ZOR ZAMANLAR

Faruk AKTAŞ 27 Kas 2020

Faruk AKTAŞ
Tüm Yazıları
Her gün onlarca insanımız bu virüse yenik düşüp hayatını kaybediyor.

Tüm dünyada olduğu gibi ülkemiz de koronavirüs salgınına karşı amansız bir mücadele veriyor.

Her gün onlarca insanımız bu virüse yenik düşüp hayatını kaybediyor.

Sağlık çalışanlarımız gece gündüz demeden hayatlarını tehlikeye atarak her bir hastayı sağlığına kavuşturmak için canla başla çalışıyor.

Devlet ve hükümet bir yandan salgını kontrol altında tutmak bir yandan da ekonominin ağır hasarlar almasını engellemek için çırpınıyor.

Bir yıla yakın süredir maskeli, mesafeli, kısıtlamalı hayat toplumun tahammül eşiğini zorlar hale gelmiş durumda.

Gel gelelim içeride bu durumlar yaşanırken ülke dışarıdan da ciddi bir kuşatma altında.

Bu konuda en büyük tehdit, dünyanın süper gücü ABD’de Ocak ayında başkanlık koltuğuna oturması beklenen Joe Biden ve yönetiminden geliyor.

Biden yönetiminin Dışişleri Bakanı olacağı belirtilen Antony Blinken, alenen güya yarım asırlık stratejik müttefikleri ve NATO’daki en büyük ortakları Türkiye’ye karşı, terör örgütü PKK’nın Suriye kolu PYD’yi destekleyeceklerini söylemekte herhangi bir beis görmüyor.

O nedenle terör örgütü ve destekçileri dört gözle Ocak ayını bekliyor.

Amaçları ilk olarak Suriye’de bir terör devleti kurmak, ardından bunu önce Irak’a sonra Türkiye’ye doğru genişletmek.

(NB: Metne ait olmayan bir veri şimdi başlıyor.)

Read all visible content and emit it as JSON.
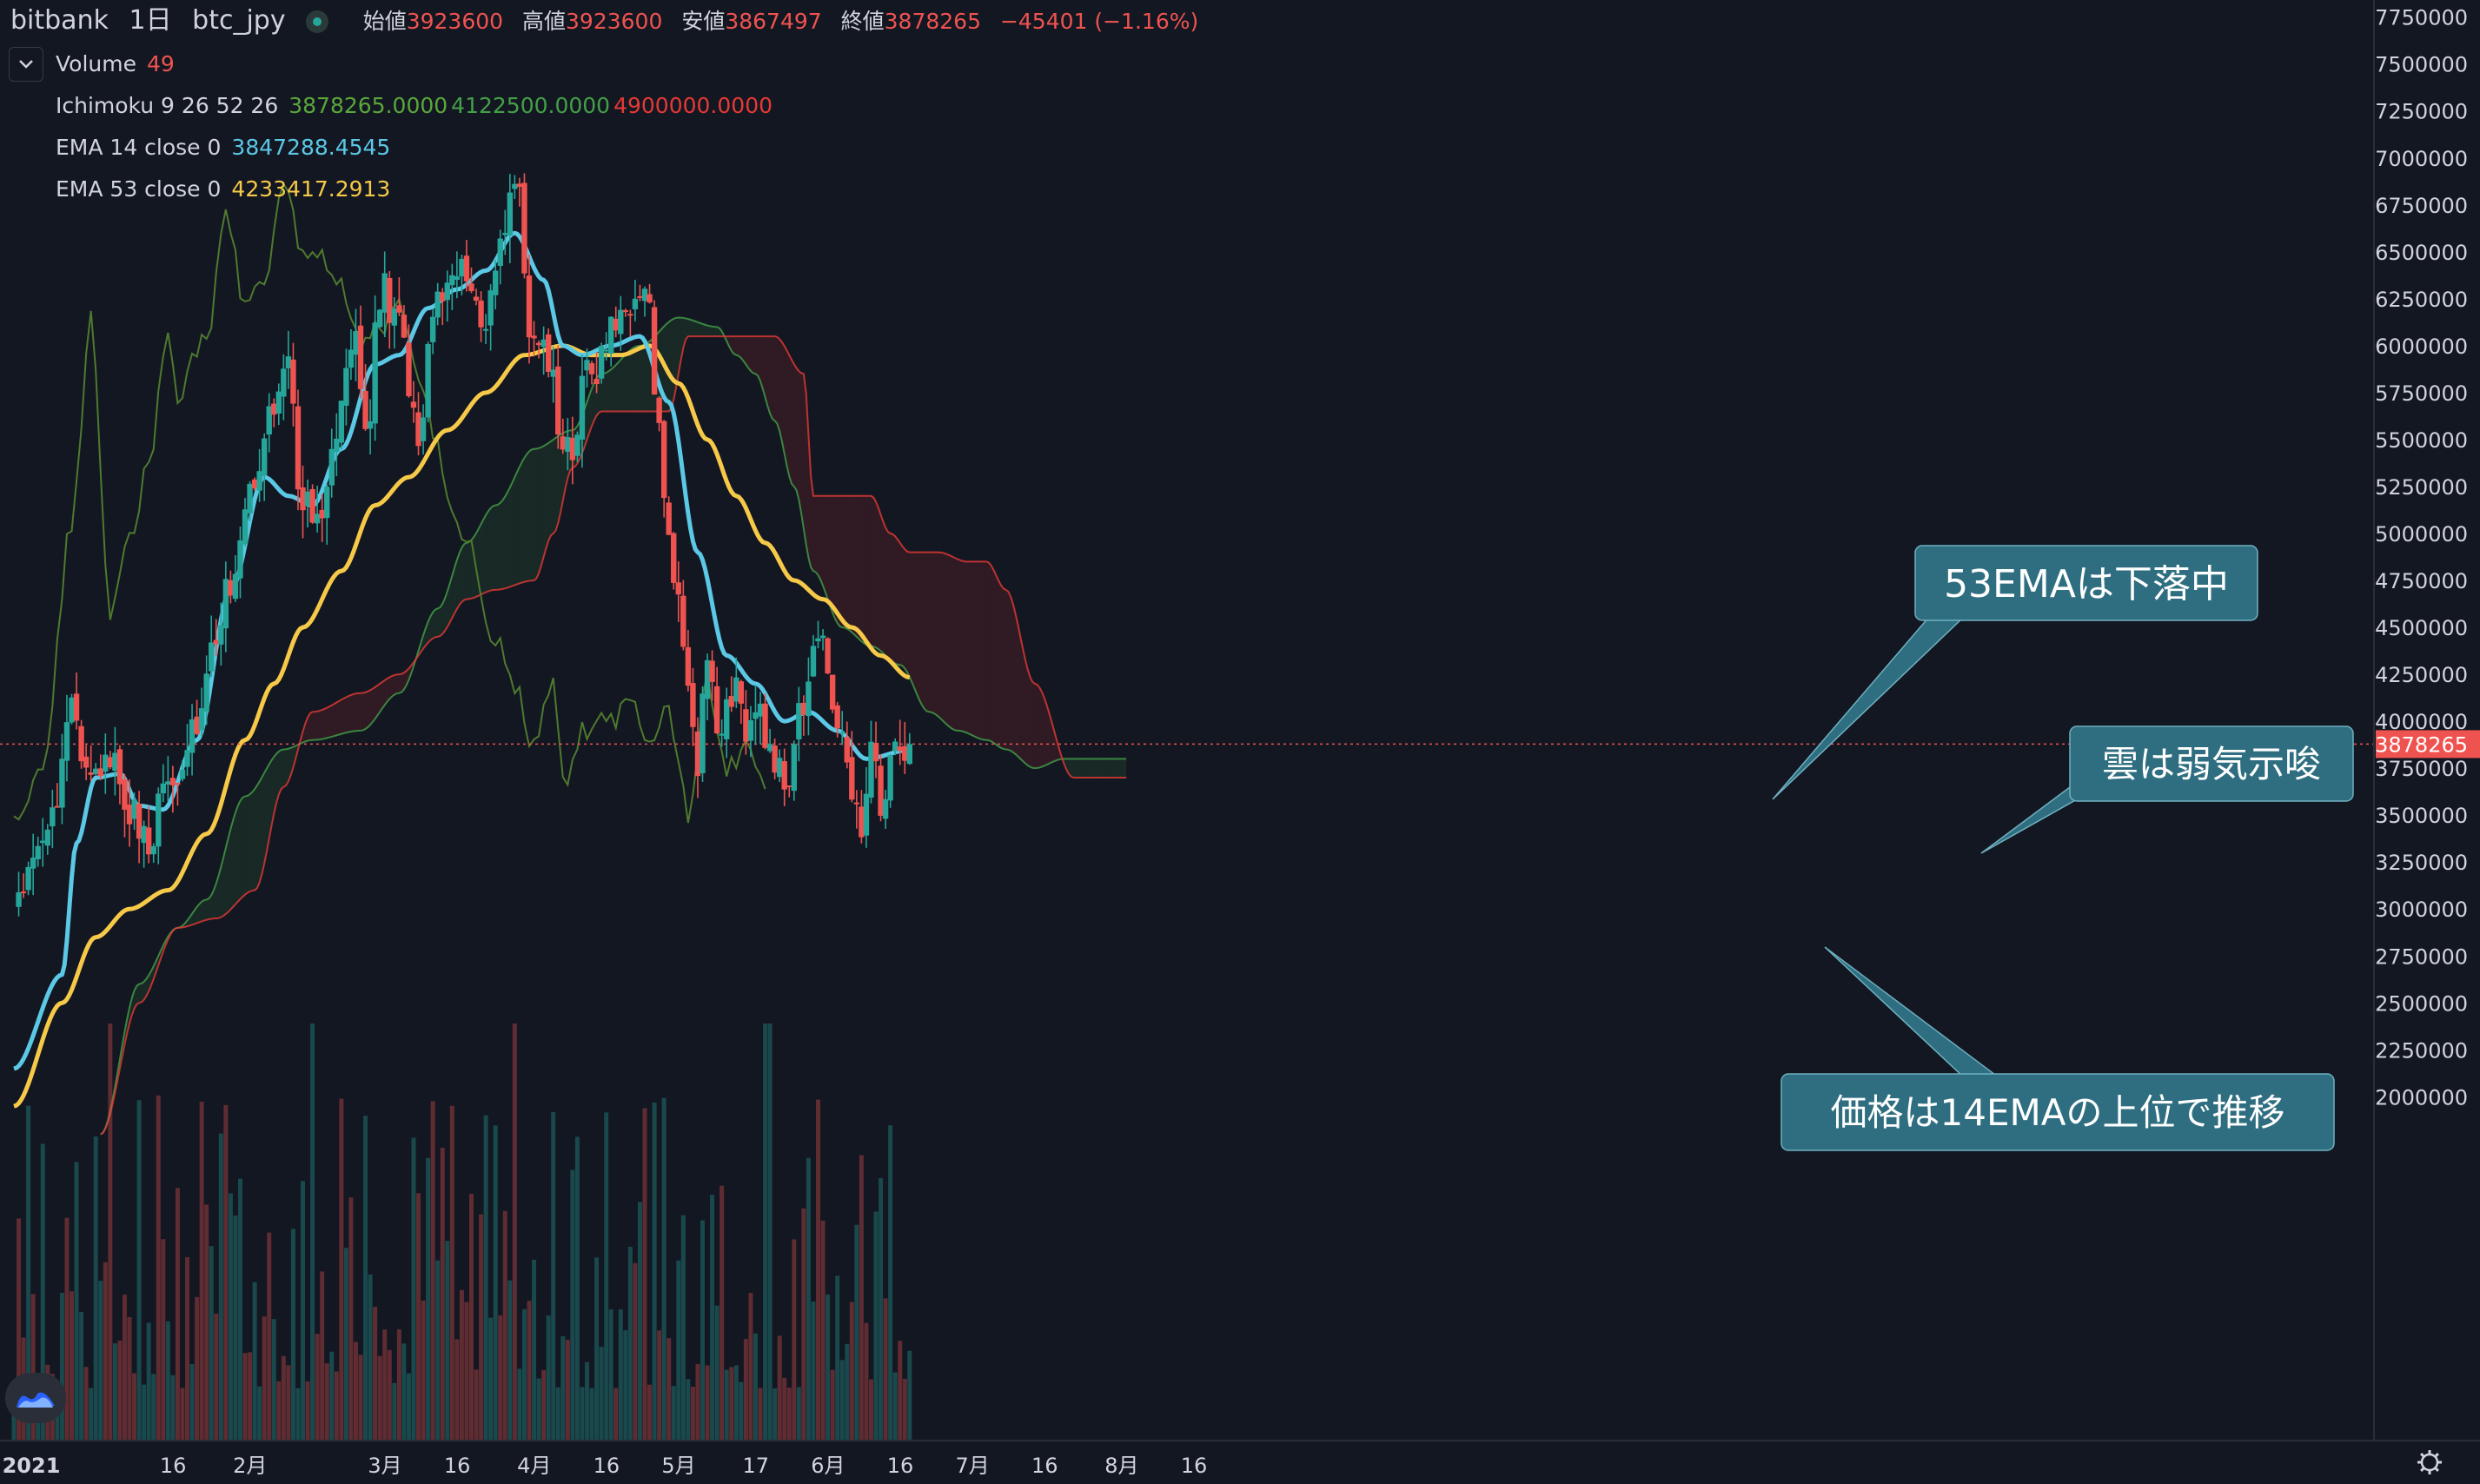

Yani Türkiye’yi Irak ve Suriye’ye dönüştürerek bölüp parçalamak.

Bu kaos senaryolarına alenen destek verme ihtimali yüksek olan bir yönetim ABD’nin başına geliyor.

Bu yönetimin ajandasında Türkiye’yi sadece Doğu’dan ve Güney’den kuşatmak yok.

Aynı Blinken Doğu Akdeniz, Kıbrıs ve Ege’deki gerginlikler konusunda da alenen karşı taraftan yana.

Türkiye karşıtı bu yaklaşımlar salt Blinken’e ait değil.

Biden dâhil, ekibinin önemli kısmı benzer görüşte.

Önümüzdeki dönem Türkiye’yi zorlayacak konu sadece ABD değil.

Uzun süredir Doğu Akdeniz, Kıbrıs ve Ege başta olmak üzere birçok konuda Ankara’nın sorun yaşadığı bazı Avrupa Birliği üyesi ülkeler de Türkiye karşıtı yaklaşımlarını daha üst boyutlara taşıma eğiliminde.

Akdeniz’de Türk gemisine yapılan hukuk dışı baskın bunun göstergelerinden birisi.

Şimdi Fransa ve Yunanistan’ın başını çektiği bazı ülkeler 10 Aralık’ta yapılacak AB zirvesinde Türkiye’ye yaptırım kararı çıkartma çabasında.

Özellikle ABD’deki seçimlerin Biden’ın zaferiyle sonuçlanmış olması Türkiye karşıtı bu kesimleri daha da cesaretlendirmiş durumda.

O nedenle bu zirveden Türkiye’ye karşı yaptırım kararının çıkması ihtimal dışı değil.

Türkiye’ye yaptırım uygulanıp uygulanmaması konusunda kararsız olan AB üyesi ülkelerin, Biden ve ekibiyle temasta olmaları çok muhtemel.

Buradan alacakları sinyale göre bu ülkeler de Türkiye’ye yaptırım uygulanmasından yana tutum takınabilir.

Dolayısıyla AB zirvesinden herhangi bir yaptırım kararının çıkması, Biden’ın göreve başlamasının ardından ABD’nin de kendi yaptırımlarını devreye sokma ihtimalini güçlendirir.

Türkiye, İkinci Dünya Savaşı’ndan bu yana birçok alanda iş birliği yaptığı, birçok uluslararası kuruluşta birlikte çalıştığı, aynı zamanda ciddi ekonomik ve siyasi ilişkilerinin olduğu söz konusu ülkelerin bu yönde yanlış adımlar atmasını önlemek için yoğun bir çaba içinde.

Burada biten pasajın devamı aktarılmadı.